>>国際交流同好会

ここは何するところなんだろう、というのが率直な印象だった。国際交流。

そういえば小学生の頃、同級生にベトナム人のナムくんという子がいた。

ナムくんは日本語も英語もうまく喋れなかったがサッカーが上手く、オレはなんとなく適当にそれっぽい事を喋り身振り手振りで伝え、それでナムくんもなんとなく分かってくれたようだった。

かくして地区ごとに作られていたサッカーチームリーグ(私設)でオレたちのチームにナムくんが参加してくれ、オレは強力なフォワードの引き抜きに成功した男として讃えられたのだった。


「そういうのが国際交流って事であってる?」

「さあ……あってんじゃない」


タカハシですら国際交流同好会が何をしているのかよく知らないらしいが、教師陣が入会希望者をしきりに探しているそうだ。そういえばオレもホームルームでそんな話を聞いた気がする。なんでも今年から新しく作られた会らしい。

プリントに書かれた活動場所に向かってみたが、空き教室だらけで一体どこなのだかさっぱりわからない。タカハシが追加で手渡ししてくれた校内の各教室見取り図と照らし合わせてやっとそれらしき場所を特定したが、そこが国際交流同好会が使用する部屋であることを示すものはなにもなく、廊下に面した窓ガラスは内側から鼠色のカーテンに閉ざされている。


「すみませーん。国際交流同好会を見学したいんですけど~」

引き戸に手をかけると、思いのほかすんなりと開いた。外にまったく気配が漏れていなかったにも関わらず、部屋の中には先客がいた。


「うっわ!!びっくりした!!いたのかよ!!」

「……」


全体的にほっそりとした男だった。露骨に眉間にしわを寄せ、切れ長の目をさらに細くして、鬱陶しそうな表情を隠そうともしない。

纏う雰囲気はどこか大人びていて、これが噂の奴だと直感で分かった。

周 宇航(チョウ・ユーハン)。この学校唯一の留学生で、国際交流同好会唯一のメンバーでもある。


「おまえ何」

「あのー、今入る部活を探してましてー、どんなことしてるのか見させてもらえないですかね」


周は2年生なのでオレより学年がひとつ上だ、一応敬語を使っておいたほうがいいだろう。

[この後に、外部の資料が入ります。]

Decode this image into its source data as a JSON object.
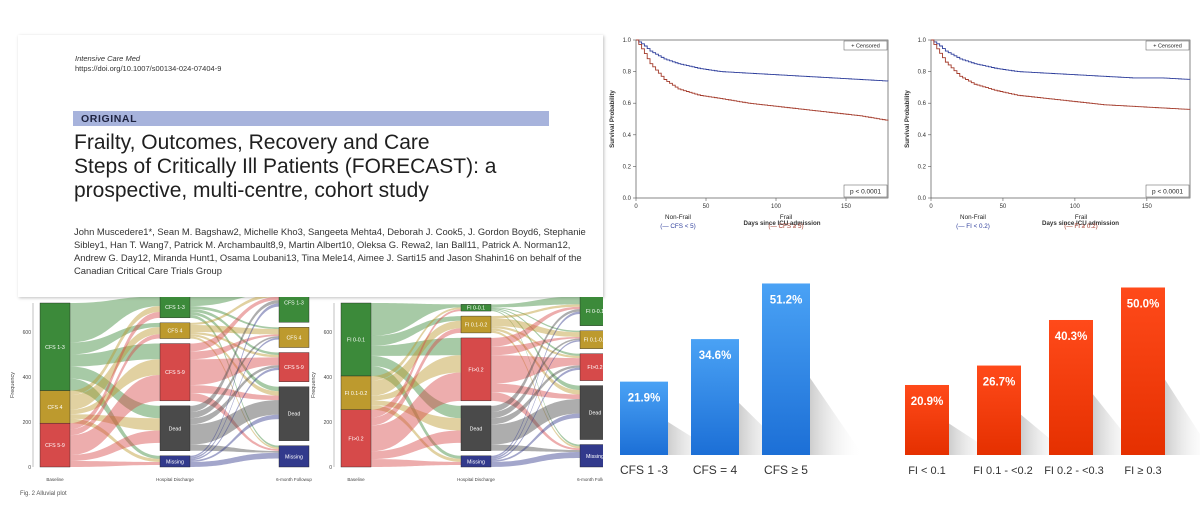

部屋の壁面には古びて色褪せた万国旗が並んでいる。書棚には色々な国の文化に関する本が並んでいるが、どれも埃をかぶっている。

元々歴史自体は長く活動しているらしいが、年々在籍メンバーが減りついに去年、部活から同好会に格下げとなったらしい。


「見ることない。することもない。帰れ」

「いや、流石に何もないわけないっすよね!?今だってなんか古い写真の整理みたいなことしてるじゃないですか」

「……違う。」


なにか思いつめたようにつぶやくと、周はさっきまで手にしていた写真たちをみんなまとめて古い菓子缶に放り込み、そのままスチール棚にしまい込んだ。

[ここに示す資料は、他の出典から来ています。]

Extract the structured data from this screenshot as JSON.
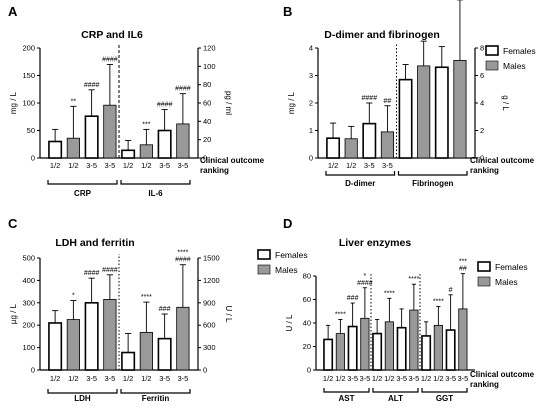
{
  "chart_data": [
    {
      "panel": "A",
      "title": "CRP and IL6",
      "type": "bar",
      "ylabel": "mg / L",
      "ylabel2": "pg / ml",
      "ylim": [
        0,
        200
      ],
      "ylim2": [
        0,
        120
      ],
      "yticks": [
        "0",
        "50",
        "100",
        "150",
        "200"
      ],
      "yticks2": [
        "0",
        "20",
        "40",
        "60",
        "80",
        "100",
        "120"
      ],
      "categories": [
        "1/2",
        "1/2",
        "3-5",
        "3-5",
        "1/2",
        "1/2",
        "3-5",
        "3-5"
      ],
      "groups": [
        "CRP",
        "IL-6"
      ],
      "outcome_label": [
        "Clinical outcome",
        "ranking"
      ],
      "legend": [],
      "bars": [
        {
          "sex": "F",
          "value": 30,
          "err": 22,
          "sig": ""
        },
        {
          "sex": "M",
          "value": 36,
          "err": 58,
          "sig": "**"
        },
        {
          "sex": "F",
          "value": 76,
          "err": 48,
          "sig": "####"
        },
        {
          "sex": "M",
          "value": 96,
          "err": 74,
          "sig": "####"
        },
        {
          "sex": "F",
          "value": 14,
          "err": 18,
          "sig": ""
        },
        {
          "sex": "M",
          "value": 24,
          "err": 28,
          "sig": "***"
        },
        {
          "sex": "F",
          "value": 50,
          "err": 38,
          "sig": "####"
        },
        {
          "sex": "M",
          "value": 62,
          "err": 55,
          "sig": "####"
        }
      ],
      "dividers": [
        4
      ]
    },
    {
      "panel": "B",
      "title": "D-dimer and fibrinogen",
      "type": "bar",
      "ylabel": "mg / L",
      "ylabel2": "g / L",
      "ylim": [
        0,
        4
      ],
      "ylim2": [
        0,
        8
      ],
      "yticks": [
        "0",
        "1",
        "2",
        "3",
        "4"
      ],
      "yticks2": [
        "0",
        "2",
        "4",
        "6",
        "8"
      ],
      "categories": [
        "1/2",
        "1/2",
        "3-5",
        "3-5",
        "",
        "",
        "",
        ""
      ],
      "groups": [
        "D-dimer",
        "Fibrinogen"
      ],
      "outcome_label": [
        "Clinical outcome",
        "ranking"
      ],
      "legend": [
        "Females",
        "Males"
      ],
      "bars": [
        {
          "sex": "F",
          "value": 0.72,
          "err": 0.55,
          "sig": ""
        },
        {
          "sex": "M",
          "value": 0.7,
          "err": 0.45,
          "sig": ""
        },
        {
          "sex": "F",
          "value": 1.25,
          "err": 0.75,
          "sig": "####"
        },
        {
          "sex": "M",
          "value": 0.95,
          "err": 0.95,
          "sig": "##"
        },
        {
          "sex": "F",
          "value": 2.85,
          "err": 0.55,
          "sig": ""
        },
        {
          "sex": "M",
          "value": 3.35,
          "err": 0.9,
          "sig": ""
        },
        {
          "sex": "F",
          "value": 3.3,
          "err": 0.75,
          "sig": ""
        },
        {
          "sex": "M",
          "value": 3.55,
          "err": 2.2,
          "sig": "*"
        }
      ],
      "dividers": [
        4
      ]
    },
    {
      "panel": "C",
      "title": "LDH and ferritin",
      "type": "bar",
      "ylabel": "µg / L",
      "ylabel2": "U / L",
      "ylim": [
        0,
        500
      ],
      "ylim2": [
        0,
        1500
      ],
      "yticks": [
        "0",
        "100",
        "200",
        "300",
        "400",
        "500"
      ],
      "yticks2": [
        "0",
        "300",
        "600",
        "900",
        "1200",
        "1500"
      ],
      "categories": [
        "1/2",
        "1/2",
        "3-5",
        "3-5",
        "1/2",
        "1/2",
        "3-5",
        "3-5"
      ],
      "groups": [
        "LDH",
        "Ferritin"
      ],
      "outcome_label": [
        "Clinical outcome",
        "ranking"
      ],
      "legend": [
        "Females",
        "Males"
      ],
      "bars": [
        {
          "sex": "F",
          "value": 210,
          "err": 55,
          "sig": ""
        },
        {
          "sex": "M",
          "value": 225,
          "err": 85,
          "sig": "*"
        },
        {
          "sex": "F",
          "value": 300,
          "err": 110,
          "sig": "####"
        },
        {
          "sex": "M",
          "value": 315,
          "err": 110,
          "sig": "####"
        },
        {
          "sex": "F",
          "value": 78,
          "err": 85,
          "sig": ""
        },
        {
          "sex": "M",
          "value": 168,
          "err": 135,
          "sig": "****"
        },
        {
          "sex": "F",
          "value": 140,
          "err": 110,
          "sig": "###"
        },
        {
          "sex": "M",
          "value": 280,
          "err": 190,
          "sig": "****"
        }
      ],
      "sig2": [
        "",
        "",
        "",
        "",
        "",
        "",
        "",
        "####"
      ],
      "dividers": [
        4
      ]
    },
    {
      "panel": "D",
      "title": "Liver enzymes",
      "type": "bar",
      "ylabel": "U / L",
      "ylabel2": "",
      "ylim": [
        0,
        80
      ],
      "yticks": [
        "0",
        "20",
        "40",
        "60",
        "80"
      ],
      "categories": [
        "1/2",
        "1/2",
        "3-5",
        "3-5",
        "1/2",
        "1/2",
        "3-5",
        "3-5",
        "1/2",
        "1/2",
        "3-5",
        "3-5"
      ],
      "groups": [
        "AST",
        "ALT",
        "GGT"
      ],
      "outcome_label": [
        "Clinical outcome",
        "ranking"
      ],
      "legend": [
        "Females",
        "Males"
      ],
      "bars": [
        {
          "sex": "F",
          "value": 26,
          "err": 12,
          "sig": ""
        },
        {
          "sex": "M",
          "value": 31,
          "err": 12,
          "sig": "****"
        },
        {
          "sex": "F",
          "value": 37,
          "err": 20,
          "sig": "###"
        },
        {
          "sex": "M",
          "value": 44,
          "err": 26,
          "sig": "*"
        },
        {
          "sex": "F",
          "value": 31,
          "err": 12,
          "sig": ""
        },
        {
          "sex": "M",
          "value": 41,
          "err": 20,
          "sig": "****"
        },
        {
          "sex": "F",
          "value": 36,
          "err": 16,
          "sig": ""
        },
        {
          "sex": "M",
          "value": 51,
          "err": 22,
          "sig": "****"
        },
        {
          "sex": "F",
          "value": 29,
          "err": 12,
          "sig": ""
        },
        {
          "sex": "M",
          "value": 38,
          "err": 16,
          "sig": "****"
        },
        {
          "sex": "F",
          "value": 34,
          "err": 30,
          "sig": "#"
        },
        {
          "sex": "M",
          "value": 52,
          "err": 30,
          "sig": "***"
        }
      ],
      "sig2": [
        "",
        "",
        "",
        "####",
        "",
        "",
        "",
        "",
        "",
        "",
        "",
        "##"
      ],
      "dividers": [
        4,
        8
      ]
    }
  ],
  "colors": {
    "female_fill": "#ffffff",
    "male_fill": "#999999",
    "stroke": "#000000"
  }
}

さっきまで座っていたから分からなかったが、背丈はオレと同じぐらいで、それなのに腰の位置は向こうのほうが高い。うーん、足が長くてうらやましい。


「いつまでそこにいる。ワタシ、帰れ、言ってる」

「いやー、あのー、なんか生徒会にいる奴から聞いたんですけどね。この部活って、」

「部活じゃない」

「失礼しました、同好会っすね。この国際交流同好会の活動内容のひとつに、いろんな国のうまい飯を作ってみるってのがあるって聞いたんですけど」


教室を出る直前、タカハシが思い出したように添えてくれた情報だ。

中華料理、タイ料理、ベトナム料理の本格的なレシピを再現する活動は他部の生徒の目を引いていたらしい。ベトナム料理といえば、ナムくんのお母さんが出してくれた焼きバナナを思い出す。シンプルなようでいて奥深い甘さが子供の頃のオレには衝撃だった。またあんな味に出会ってみたい。


「……昔はやってた。今食べる人いないからしない。ワタシも自分の国の料理しか知らない」

「いや、だからオレ入りたいんですって。そんで作ってくださいよ、本格的な中華料理。国際交流しましょうよ。オレはおにぎりとか作るんで、周さんは天津飯作ってください」

「おにぎりいらない。簡単すぎ。それに天津飯は中華料理ちがう」


そうなのか。知らなかった……近所の中華料理屋では一番の人気メニューなのに。


「…ふん。おまえ変」

しかめっ面はさっきから相変わらずだけど、どこか和らいだようにも見える。